Il n'est pas d'usage que le rapporteur intervienne juste après le président, mais plutôt après les auditionnés. Madame, Monsieur, je vous remercie de vous être présentés devant la commission d'enquête. Je voulais, pour la clarté de nos échanges, évoquer votre publication en date du 23 juin 2023, disponible sur votre site pour chacun de nos concitoyens qui seraient intéressés. Vous y assimilez la convocation devant cette commission à « une attaque sans précédent contre la liberté associative ». Vous voyez, je cite, « une tentative d'intimidation et de criminalisation » des mouvements sociaux et écologistes. Vous tracez un parallèle avec le retrait de l'agrément de l'association Anticor, sans indiquer qu'elle est la conséquence d'un jugement du tribunal administratif de Paris du 23 juin 2023 et qu'elle n'a évidemment aucun lien avec une commission d'enquête de l'Assemblée nationale, composée de députés. Vous indiquez par ailleurs que, je cite encore, Attac, Extinction Rebellion et Dernière Rénovation, cette dernière structure ayant été auditionnée il y a deux semaines, « sont désormais dans le viseur, étant associées de manière à peine voilée à l'organisation de "violences" lors des manifestations et rassemblements ». Vous terminez en affirmant que « le gouvernement semble déterminé à réprimer les manifestations écologistes ». Votre communiqué s'achève par une question : « Peut-on encore désobéir ? ».

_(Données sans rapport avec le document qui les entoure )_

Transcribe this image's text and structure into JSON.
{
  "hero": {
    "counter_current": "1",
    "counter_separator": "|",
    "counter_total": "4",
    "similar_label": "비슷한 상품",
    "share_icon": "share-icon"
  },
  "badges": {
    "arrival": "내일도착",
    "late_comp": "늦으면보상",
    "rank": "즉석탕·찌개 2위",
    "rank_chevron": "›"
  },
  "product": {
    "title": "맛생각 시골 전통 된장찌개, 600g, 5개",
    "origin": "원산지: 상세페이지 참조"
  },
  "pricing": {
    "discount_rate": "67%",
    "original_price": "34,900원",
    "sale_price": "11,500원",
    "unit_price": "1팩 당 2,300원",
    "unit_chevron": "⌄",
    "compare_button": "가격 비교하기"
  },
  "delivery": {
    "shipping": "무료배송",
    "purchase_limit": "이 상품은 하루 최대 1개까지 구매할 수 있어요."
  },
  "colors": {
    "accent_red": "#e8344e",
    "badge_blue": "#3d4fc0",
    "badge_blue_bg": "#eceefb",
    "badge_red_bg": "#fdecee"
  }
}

Vous êtes ici à l'Assemblée nationale, devant des députés. Nous ne sommes pas le pouvoir exécutif. Votre convocation devant cette commission d'enquête est identique à celles adressées à un grand nombre d'acteurs professant des opinions et des analyses différentes. Il y a parmi eux des universitaires, des journalistes, des structures associatives, des membres du système politique. Nous nous déplacerons à Sainte-Soline avec les collègues qui le souhaitent. La semaine prochaine, nous rencontrerons les élus municipaux bordelais, que nous n'assimilerons pas à un groupuscule violent.
Contrairement à ce que prétend votre communication, nous ne tenons pas Attac pour un groupuscule violent. Il me semblait utile, en préambule de nos travaux, de le signaler, puisque j'imagine que vos écrits ont été lus, commentés, appréciés et interprétés. Vous êtes ici parce que vous avez un éclairage à apporter à nos travaux. Vous avez une expérience. Vous avez aussi une tonalité d'engagement. Le président a souligné, dans son propos introductif, que vous n'appeliez pas à la violence. Nous estimons intéressant de savoir comment vous appréhendez ces violences, comment vous considérez le climat politique autour des rassemblements et des manifestations, comment vous jugez l'action du gouvernement et de la majorité à laquelle j'appartiens, même si je suis ici rapporteur de la commission d'enquête dans sa pluralité. J'avais envie de vous poser ces questions et de vous demander si l'on pouvait encore désobéir. Mais à la lecture de votre communiqué, je m'interrogeais sur la possibilité de débattre sans travestir la réalité. Car vous travestissez la réalité dans cette communication.
Alors, je me demande si nous pouvons faire notre travail de députés, simplement en essayant de nous nourrir des appréciations des uns et des autres, des commentaires, des contradictions et parfois des conflits qui opposent les points de vue dans la société, dans l'hémicycle, dans cette commission et, de façon générale, dans notre pays.